What the clouds took was not just the light. They took my certainty that I’d been changed. They forced me to consider that maybe I hadn’t been transformed at all. Maybe I’d just been temporarily moved, the way anyone is moved by something beautiful, and I’d constructed an entire philosophy on top of that ordinary feeling to give it weight it didn’t possess.
This is harder to admit than the revelation. This is the part that isn’t poetic.
And yet—and this is what I’m still sitting with—I’m not sure I was wrong either. The light was real. The transformation, or whatever it was, was real. But it wasn’t permanent. It wasn’t transferable. It couldn’t be earned or learned or recovered. It was exactly what it appeared to be: a moment. And the moment’s power wasn’t diminished by being unrepeatable. If anything, the unrepeatability was the entire point.
I had wanted to be someone who could hold beauty. Instead I’ve become someone who can hold the knowledge that I cannot hold beauty. That it moves through me and moves on. That the person I was in that light is not the person I am in this gray day, and both of those people are equally real.
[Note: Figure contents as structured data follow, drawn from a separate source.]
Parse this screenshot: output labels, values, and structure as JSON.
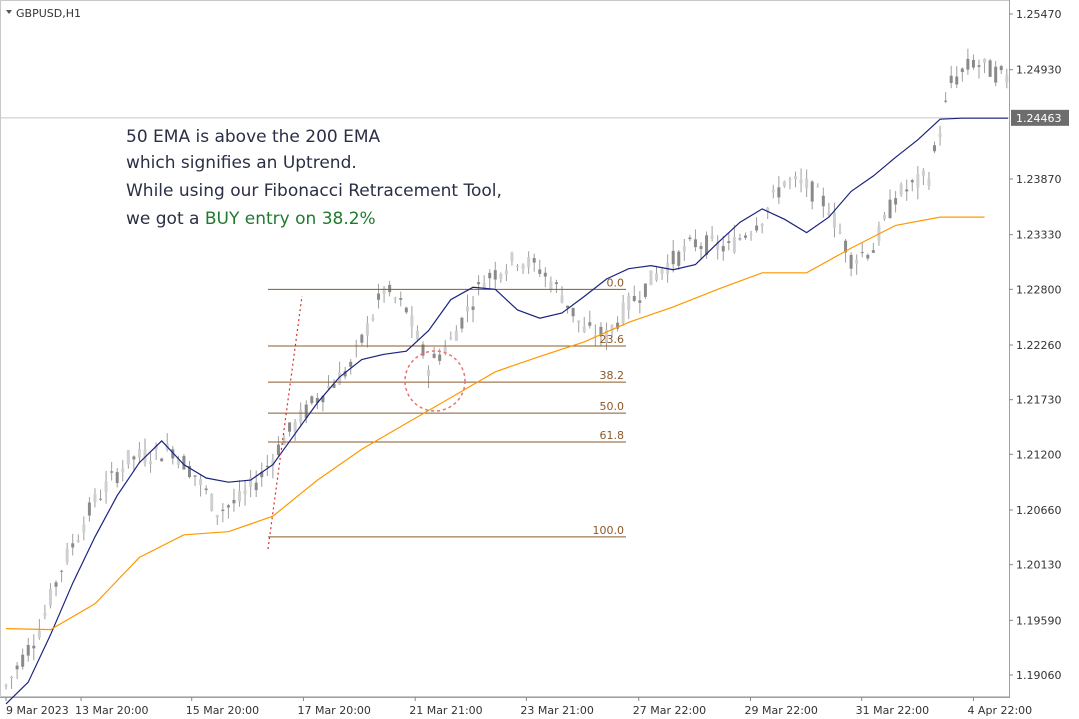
{
  "symbol": {
    "label": "GBPUSD,H1"
  },
  "note": {
    "lines": [
      "50 EMA is above the 200 EMA",
      "which signifies an Uptrend.",
      "While using our Fibonacci Retracement Tool,"
    ],
    "line4_prefix": "we got a ",
    "line4_highlight": "BUY",
    "line4_suffix": " entry on 38.2%"
  },
  "current_price": "1.24463",
  "colors": {
    "ema50": "#1a237e",
    "ema200": "#ff9800",
    "candle": "#9e9e9e",
    "fib": "#8a5a2b",
    "circle": "#e57373",
    "trend": "#d32f2f",
    "price_tag": "#6d6d6d"
  },
  "chart_data": {
    "type": "line",
    "title": "GBPUSD,H1",
    "ylim": [
      1.188,
      1.258
    ],
    "y_ticks": [
      "1.25470",
      "1.24930",
      "1.24463",
      "1.23870",
      "1.23330",
      "1.22800",
      "1.22260",
      "1.21730",
      "1.21200",
      "1.20660",
      "1.20130",
      "1.19590",
      "1.19060"
    ],
    "x_ticks": [
      {
        "label": "9 Mar 2023",
        "index": 0
      },
      {
        "label": "13 Mar 20:00",
        "index": 13.5
      },
      {
        "label": "15 Mar 20:00",
        "index": 33.4
      },
      {
        "label": "17 Mar 20:00",
        "index": 53.5
      },
      {
        "label": "21 Mar 21:00",
        "index": 73.6
      },
      {
        "label": "23 Mar 21:00",
        "index": 93.6
      },
      {
        "label": "27 Mar 22:00",
        "index": 113.8
      },
      {
        "label": "29 Mar 22:00",
        "index": 133.9
      },
      {
        "label": "31 Mar 22:00",
        "index": 153.9
      },
      {
        "label": "4 Apr 22:00",
        "index": 174.0
      }
    ],
    "series": [
      {
        "name": "50 EMA",
        "x": [
          0,
          4,
          8,
          12,
          16,
          20,
          24,
          28,
          32,
          36,
          40,
          44,
          48,
          52,
          56,
          60,
          64,
          68,
          72,
          76,
          80,
          84,
          88,
          92,
          96,
          100,
          104,
          108,
          112,
          116,
          120,
          124,
          128,
          132,
          136,
          140,
          144,
          148,
          152,
          156,
          160,
          164,
          168,
          172,
          176,
          180,
          184
        ],
        "values": [
          1.1878,
          1.1899,
          1.1945,
          1.1995,
          1.204,
          1.208,
          1.2112,
          1.2133,
          1.211,
          1.2097,
          1.2093,
          1.2095,
          1.211,
          1.214,
          1.217,
          1.2195,
          1.2212,
          1.2217,
          1.222,
          1.224,
          1.227,
          1.2282,
          1.228,
          1.226,
          1.2252,
          1.2257,
          1.2273,
          1.229,
          1.23,
          1.2303,
          1.2299,
          1.2304,
          1.2325,
          1.2345,
          1.2358,
          1.2348,
          1.2335,
          1.235,
          1.2375,
          1.239,
          1.2408,
          1.2425,
          1.2445,
          1.2446,
          1.2446,
          1.2446,
          1.2446
        ]
      },
      {
        "name": "200 EMA",
        "x": [
          0,
          8,
          16,
          24,
          32,
          40,
          48,
          56,
          64,
          72,
          80,
          88,
          96,
          104,
          112,
          120,
          128,
          136,
          144,
          152,
          160,
          168,
          176
        ],
        "values": [
          1.1951,
          1.195,
          1.1975,
          1.202,
          1.2042,
          1.2045,
          1.206,
          1.2095,
          1.2125,
          1.215,
          1.2175,
          1.22,
          1.2215,
          1.2229,
          1.2248,
          1.2263,
          1.228,
          1.2296,
          1.2296,
          1.232,
          1.2342,
          1.235,
          1.235
        ]
      }
    ],
    "fibonacci": [
      {
        "label": "0.0",
        "price": 1.228
      },
      {
        "label": "23.6",
        "price": 1.2225
      },
      {
        "label": "38.2",
        "price": 1.219
      },
      {
        "label": "50.0",
        "price": 1.216
      },
      {
        "label": "61.8",
        "price": 1.2132
      },
      {
        "label": "100.0",
        "price": 1.204
      }
    ]
  }
}
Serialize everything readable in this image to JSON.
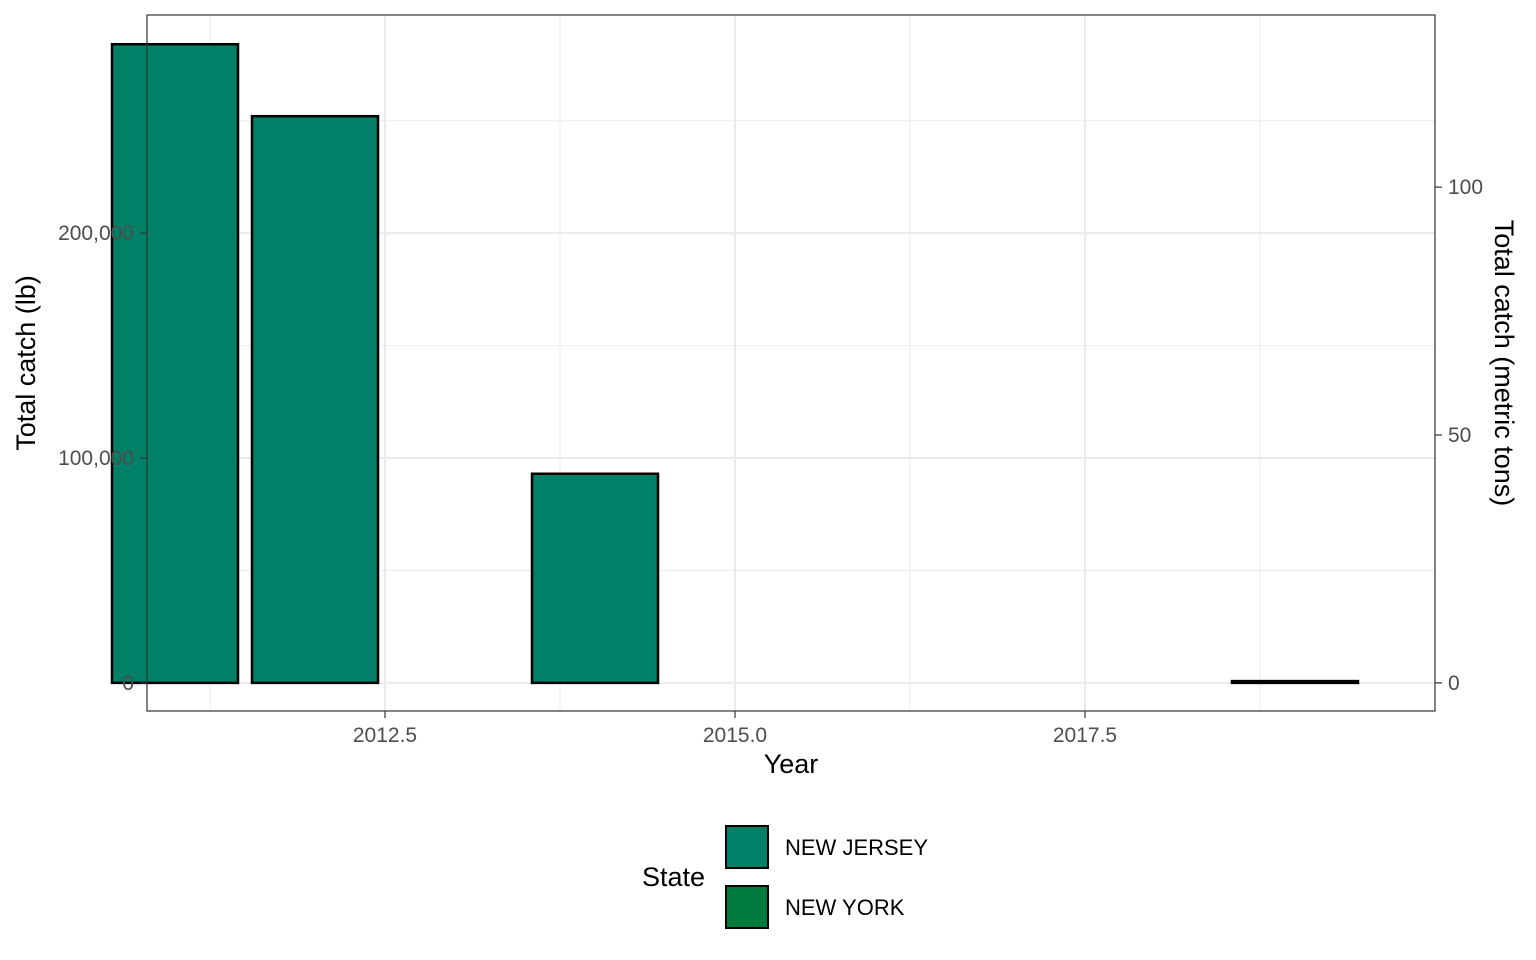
{
  "chart_data": {
    "type": "bar",
    "xlabel": "Year",
    "ylabel": "Total catch (lb)",
    "ylabel_secondary": "Total catch (metric tons)",
    "xlim": [
      2010.8,
      2020.0
    ],
    "ylim": [
      -12500,
      297000
    ],
    "x_ticks": [
      2012.5,
      2015.0,
      2017.5
    ],
    "x_tick_labels": [
      "2012.5",
      "2015.0",
      "2017.5"
    ],
    "y_ticks": [
      0,
      100000,
      200000
    ],
    "y_tick_labels": [
      "0",
      "100,000",
      "200,000"
    ],
    "y2_ticks": [
      0,
      50,
      100
    ],
    "y2_tick_labels": [
      "0",
      "50",
      "100"
    ],
    "grid": true,
    "legend_position": "bottom",
    "legend_title": "State",
    "bar_width": 0.9,
    "series": [
      {
        "name": "NEW JERSEY",
        "color": "#008066",
        "points": [
          {
            "x": 2011,
            "y": 284000
          },
          {
            "x": 2012,
            "y": 252000
          },
          {
            "x": 2014,
            "y": 93000
          }
        ]
      },
      {
        "name": "NEW YORK",
        "color": "#007A3D",
        "points": [
          {
            "x": 2019,
            "y": 800
          }
        ]
      }
    ]
  }
}
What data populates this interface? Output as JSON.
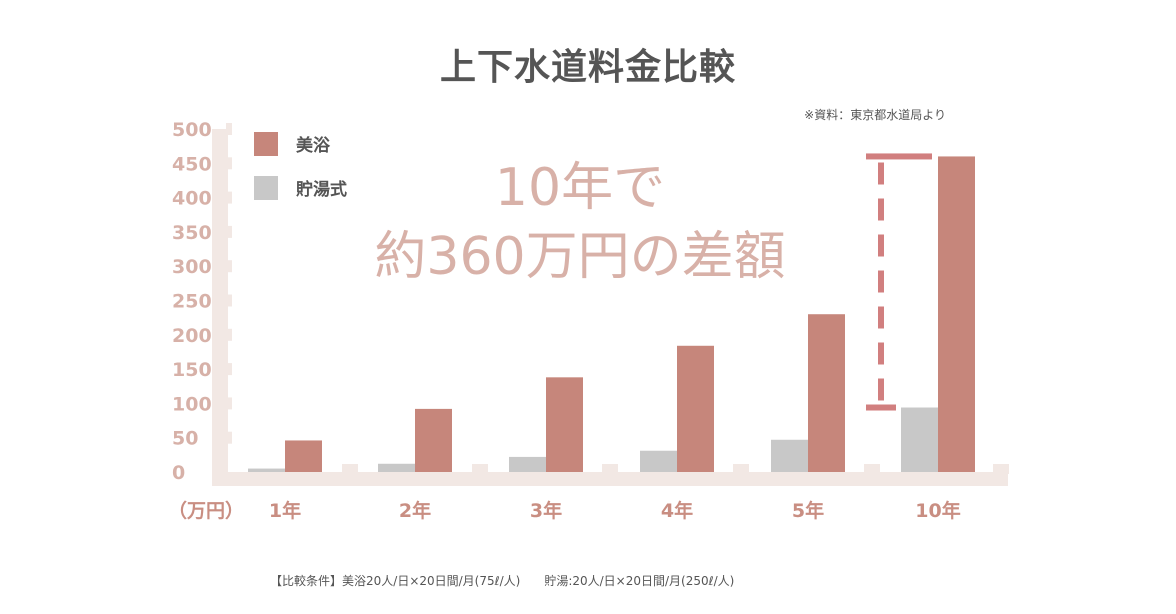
{
  "title": "上下水道料金比較",
  "source_note": "※資料：東京都水道局より",
  "conditions_note": "【比較条件】美浴20人/日×20日間/月(75ℓ/人)　　貯湯:20人/日×20日間/月(250ℓ/人)",
  "callout": {
    "line1": "10年で",
    "line2": "約360万円の差額"
  },
  "colors": {
    "beyoku": "#c6867b",
    "chotou": "#c8c8c8",
    "axis_band": "#f2e8e4",
    "tick_label": "#d7b1a8",
    "category_label": "#c98e82",
    "callout_text": "#d8b1a8",
    "marker": "#d17f7f"
  },
  "chart_data": {
    "type": "bar",
    "title": "上下水道料金比較",
    "unit_label": "（万円）",
    "ylim": [
      0,
      500
    ],
    "yticks": [
      0,
      50,
      100,
      150,
      200,
      250,
      300,
      350,
      400,
      450,
      500
    ],
    "categories": [
      "1年",
      "2年",
      "3年",
      "4年",
      "5年",
      "10年"
    ],
    "series": [
      {
        "name": "美浴",
        "values": [
          46,
          92,
          138,
          184,
          230,
          460
        ]
      },
      {
        "name": "貯湯式",
        "values": [
          5,
          12,
          22,
          31,
          47,
          94
        ]
      }
    ],
    "legend_position": "top-left",
    "grid": false
  }
}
The Conversation That Continues
What I didn’t expect is that the light, even as it faded, even as I turned away and the moment became past, would continue working. Not in memory—memory is too static, too recoverable. But in the actual substance of how I think now. The way I hold contradictions. The way I understand that something can be temporary and also eternal, that beauty can be indifferent and also embracing, that I can matter and also not matter, both at the same time.
The mountains don’t remember me. I’ve accepted this. It’s even comforting. But I remember the mountains. I carry the light in a way I can’t quite articulate. I carry the moment of watching that light leave, which taught me something that the moment of receiving that light never could.
This asymmetry—bearing witness to something that will never acknowledge being witnessed—is the truest thing about being alive that I know.
When I look at the photograph now, I see what was there and feel almost nothing, which surprises me. I expected longing. Instead what I feel is stranger: a kind of completion. As if the photograph has finished its work.
But here’s what I’m only understanding now: I went back the next day hoping to feel it again. I stood in the same place at the same hour, and the clouds had come in. The light was flat. Diffused. Teaching nothing. And I realized that I had already begun the work of turning a moment into a memory, a memory into a lesson, a lesson into a philosophy that would save me from having to admit the simple truth: it was beautiful, and now it’s gone, and I can’t make it come back.
There’s something almost cruel in how much peace that brings me. But there’s also something lonely.
The mountains will forget. The light has already left. The sand shifts beneath different feet now. And I’m standing here, carrying something that refuses to stay still, that continues to change even in memory, even in the telling of it.
This is what I’ll carry forward: not the bright hour, but the moment just after. The understanding that light doesn’t need me to see it to be light. The valley doesn’t need me to witness it to be valley.
Some days I’m not sure whether I was transformed by the valley or whether I simply transformed the valley into something I needed it to be. That uncertainty—the fact that I can no longer trust my own memory of what happened to me—maybe that’s the real teaching. Not that light shapes consciousness. But that consciousness shapes light. And once you know that, you can never quite believe in either one the same way again.
The light will return tomorrow. It will be different. I will be different. We will find each other briefly in that difference, and I will never know whether I’ve been changed or whether I’m simply the kind of person who tells himself he’s been changed.
And I’ve made peace with not knowing.